1992年党的十二大确立了社会主义市场经济体制的
制度目标,大大的加速了我国的渐进式制度变迁过程,与市场经济相适应的正式制度安排取得了很大的成绩。但是,经济领域也出现了诸如市场分割、欺诈、失信、关系寻租等不合理行为,降低了行为人的交易预期,扰乱了正常的交易秩序,影响了经济发展。这些行为的产生源于变化了的正式制度与继承的非正式制度之间的摩擦,本文在简述有关理论的基础上,分析这些矛盾并提出解决的思路。
一、制度、正式制度与非正式制度相容
有理性的行为人总是在给定的约束条件下追求自身利益的最大化,无约束的竞争行为必定会加剧交易活动的不确定性,增加交易成本。这种约束条件从广义上来说就是行为人共同遵循的契约关系或交易规则。制度恰恰提供了人类相互影响的框架,确立了竞争与协作的秩序。“制度是为约束在财富或本人效用最大化中个人行为而制定的一组规章、依循程序和伦理道德行为准则。”(诺思,《经济史上的结构与变革》,商务印书馆,1998年,第195-196页)
行为约束的类型是多种多样的。有的约束对全社会都有约束力,有的约束是为利益主体在不同的环境下所设定的;有的约束较易变更,有的则在较长时期内是不易变更的。 按照制度存在的形式,大体上可将制度划分为正式的制度与非正式的制度。正式制度是指人们有意识创造的一系列政策法则,它包括了政治规则、经济规则和契约,以及由这一系列的规则构成的等级结构,从宪法到成文法,到特殊的细则,最后到个别契约。非正式制度就是指人们在长期交往中无意识形成的,具有持久性代代相传的
文化的一部分,它一般包括价值信念、伦理规范、道德观念、风俗习性、意识形态等因素。其中意识形态和习惯处于非正式制度的核心地位,它对于正式制度安排的合法性是至关重要的。
新制度经济学认为,各种制度安排是相互联系的,某一特定制度安排的变革,将引起其他相关制度安排的不均衡;反之,如果其他相关制度安排变革的过程过于迟缓,或与该特定制度安排不相容,那么该制度安排的变革就会受阻、变形甚至完全失败。
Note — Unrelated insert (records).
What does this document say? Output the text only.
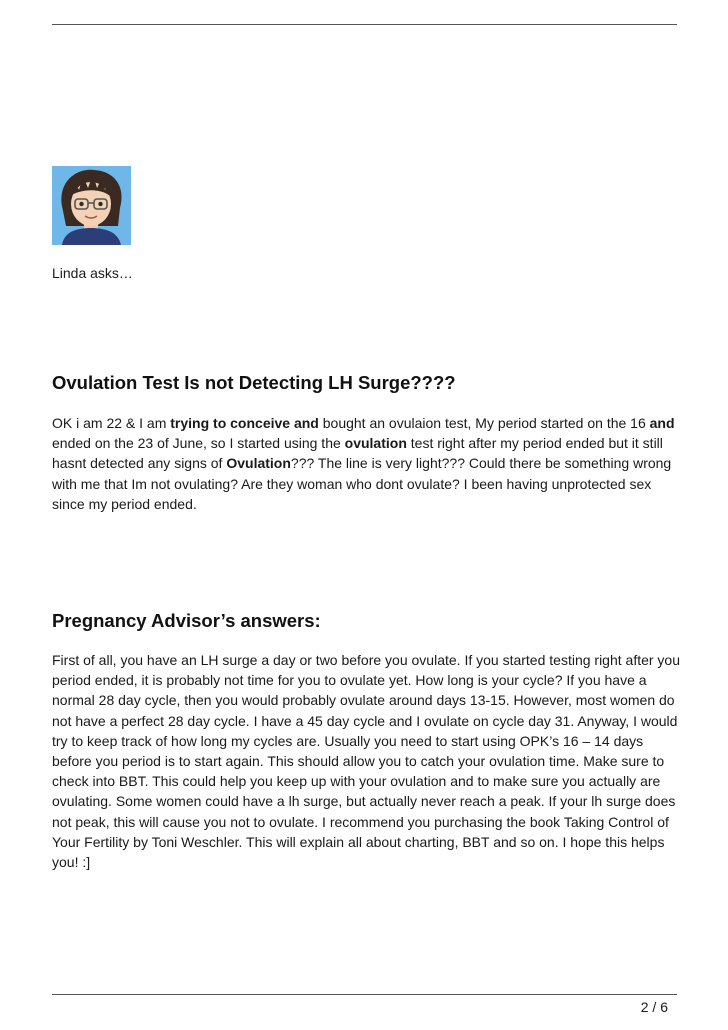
Linda asks…
Ovulation Test Is not Detecting LH Surge????

OK i am 22 & I am trying to conceive and bought an ovulaion test, My period started on the 16 and ended on the 23 of June, so I started using the ovulation test right after my period ended but it still hasnt detected any signs of Ovulation??? The line is very light??? Could there be something wrong with me that Im not ovulating? Are they woman who dont ovulate? I been having unprotected sex since my period ended.

Pregnancy Advisor’s answers:

First of all, you have an LH surge a day or two before you ovulate. If you started testing right after you period ended, it is probably not time for you to ovulate yet. How long is your cycle? If you have a normal 28 day cycle, then you would probably ovulate around days 13-15. However, most women do not have a perfect 28 day cycle. I have a 45 day cycle and I ovulate on cycle day 31. Anyway, I would try to keep track of how long my cycles are. Usually you need to start using OPK’s 16 – 14 days before you period is to start again. This should allow you to catch your ovulation time. Make sure to check into BBT. This could help you keep up with your ovulation and to make sure you actually are ovulating. Some women could have a lh surge, but actually never reach a peak. If your lh surge does not peak, this will cause you not to ovulate. I recommend you purchasing the book Taking Control of Your Fertility by Toni Weschler. This will explain all about charting, BBT and so on. I hope this helps you! :]

2 / 6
在制度变革过程中必须保持正式制度安排与非正式制度安排的相容。其原因在于:
首先,正式制度与非正式制度的来源不同。一般说来,正式制度是一种理性选择的结果;而非正式制度却往往是一种历史积淀与文化演进的结果,并不是完全按照理性原则来发展的,它更多地受到了政治的、军事的、社会的、历史的和意识形态的约束。非正式制度可以在形式上构成某种正式制度安排的“先验’’模式,按照效率原则来设计的正式制度能否有效地运作,还要看它最终是否与非正式制度相容。非正式制度对正式制度的运行发挥着更深层的根本性作用。
其次,正式制度与非正式制度的变化速度不一样。如果将社会文化分为器物文化、正式制度与非正式制度三项。那么其中变化速度最快的是处于文化表层的器物,其次是正式制度,非正式制度由于处于文化的最深层次,因而变化最慢。它需要长期缓慢的生长和培育。新制度经济学认为,上述三者的变化速度如果不相适应,尤其是正式制度与非正式制度之间的变化速度悬殊过大,就有可能产生剧烈的制度变形。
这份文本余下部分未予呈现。